In February of this year, I co-authored a paper in the Journal of Pain Research explaining why there is no correlation between the amount of opioids prescribed and the incidence of non-medical use or prescription pain-reliever use disorder. That same month my colleague Jeffrey Miron and co-authors revealed similar findings in this Cato Institute Policy Analysis.
Now researchers in Germany have provided more evidence to pour cold water on the idea of any relationship between the volume of opioid prescribing and the incidence of opioid use disorder. Publishing in the German Medical Association’s international science journal, they found that “the number of persons addicted to opioids in Germany has hardly changed over the past 20 years,” with an average of 3.1 persons per 1000 inhabitants across Germany. This compares to data from the U.S. National Survey on Drug Use And Health showing no significant change in “pain reliever use disorder” in persons aged 12 and above from 2002–2014.

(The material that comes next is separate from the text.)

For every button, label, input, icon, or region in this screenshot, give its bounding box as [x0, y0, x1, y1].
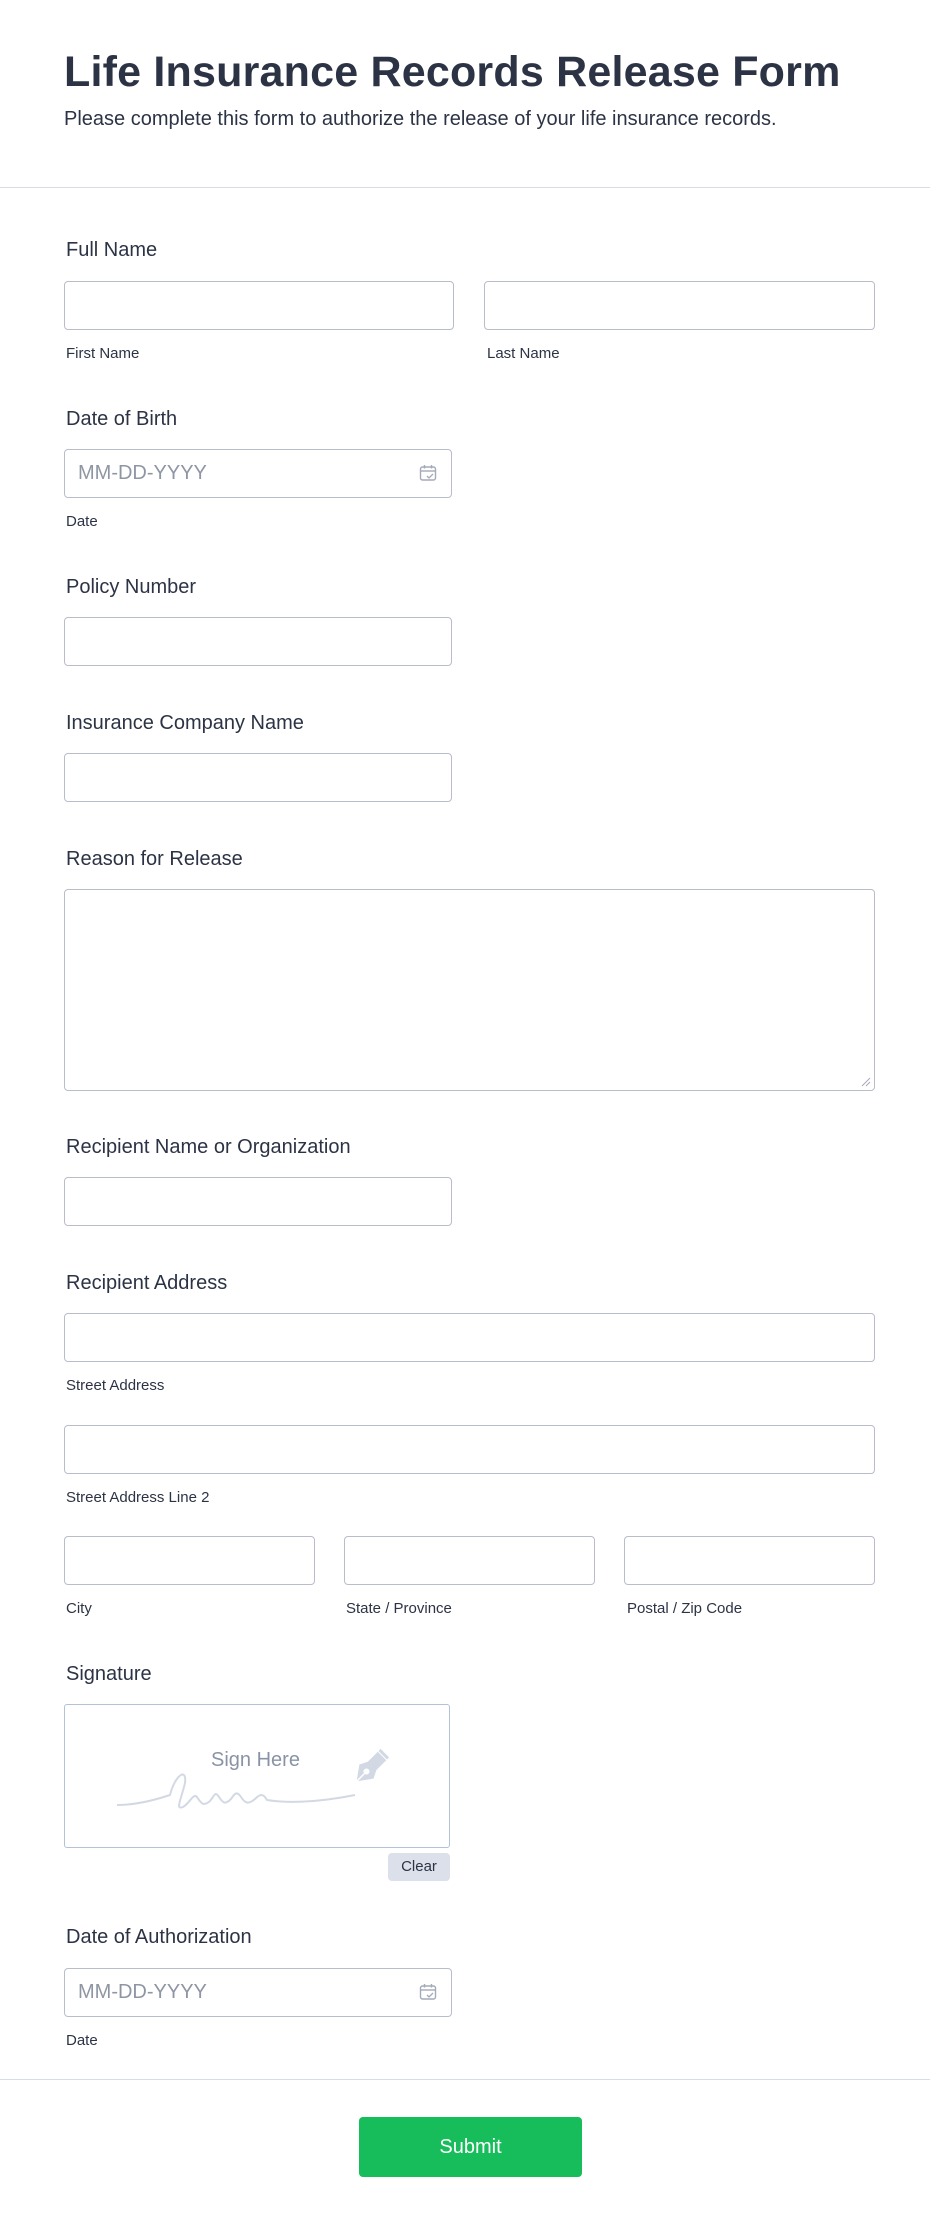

Germany ranks second only to the U.S. in opioid prescription volume. Canada and Australia rank third and sixth respectively. An international group of investigators recently compared the opioid prescription volume per capita of Canada, Australia, Germany, and the U.S., from 1980–2015 using data provided by the International Narcotics Control Board and the World Health Organization. In the U.S., opioid volume (measured as morphine milligram equivalents per capita) began to increase in the late 1980s, accelerated in the mid-90s, and then surged in the early part of this century, peaked in 2012 and then began to taper. In Germany the increase in prescribing began slightly later than in the U.S.—in the mid-90s. But, as in the U.S., it surged in the early 2000s, peaked in 2012, and then began to recede. (The prescribing patterns followed similar trend lines in Australia and Canada but had not shown any evidence of peaking by 2015.)
A big takeaway is that, just as there is no correlation between prescription volume and opioid use disorder in the U.S., so too there is no correlation between prescription volume and addiction in Germany. But another point of comparison must not go unnoticed: the U.S. leads the developed world in per capita opioid-related overdose deaths, while Germany’s overdose rate is among the lowest in the developed world.
Germany’s overdose rate has been essentially unchanged for most of this century. Opioids were considered responsible for just under 800 overdose deaths in 2016, compared to more than 42,000 deaths in the U.S. that year. Also unlike the U.S., Germany has embraced harm reduction strategies for the treatment of substance use disorder and non-medical drug use for decades. These strategies include Safe Injection Facilities, needle exchange programs, Medication Assisted Treatment and Heroin Assisted Treatment, and distribution of test strips and naloxone.
U.S. and state policymakers remain obsessed over curtailing the prescription of opioids to patients in pain while the overdose rate continues to climb and patients suffer needlessly. To reduce overdoses, U.S. policy must shift from a war on drugs to a war on drug-related deaths. This means following Germany’s example and making harm reduction the central goal.